Human short-latency reflexes show precise short-term gain adaptation after prior motion.

The central nervous system adapts the gain of short-latency reflex loops to changing conditions. Experiments on biomimetic robots showed that reflex modulation could substantially increase energy efficiency and stability of periodic motions if, unlike known mechanisms, the reflex modulation both acted precisely on the muscles involved and lasted after the motion. This study tests the presence of such a mechanism by having participants repeatedly rotate either their right elbow or shoulder joint before perturbing either joint. The results demonstrate a mechanism that modulates short-latency reflex gains after prior motion with joint-specific precision. Enhanced gains were observed hundreds of milliseconds after movement cessation, a timescale well suited to quickly adapt overall periodic motion cycles. A serotonin antagonist significantly decreased these postmovement gains diffusely across joints.
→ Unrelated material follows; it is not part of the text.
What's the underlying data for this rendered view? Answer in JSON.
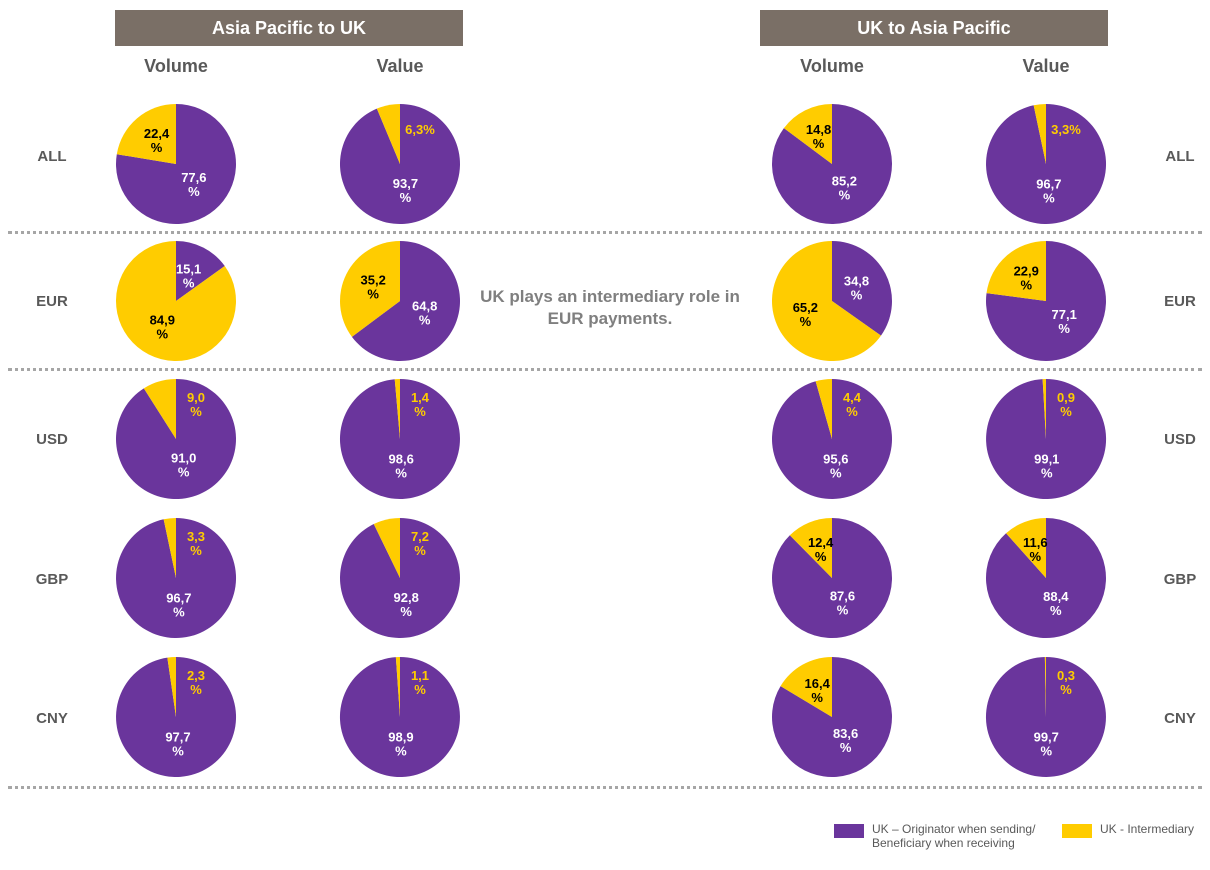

But blocking serotonin did not affect the joint specificity of the gain scaling more than a placebo, suggesting that serotonin sets the overall reflex gain across joints after movement by an effect that is modulated in a joint-specific manner by an unidentified neural circuit. These results confirm the existence of a new, joint-specific, fast, persistent adaptation of short-latency reflex loops induced by motion in human arms. Our results expose a new spinal cord mechanism that modulates motoneuron gains, uniquely equipped to adapt movement in changing environments: it acts with joint-specific precision, reacts quickly to mechanical changes, and still persists long enough to accumulate information across movement cycles. The overall motoneuron gain across joints can be scaled down by an antagonist to serotonergic neuromodulation, whereas its joint specificity is unaffected by the antagonist and thus due to a complementary, unknown spinal mechanism.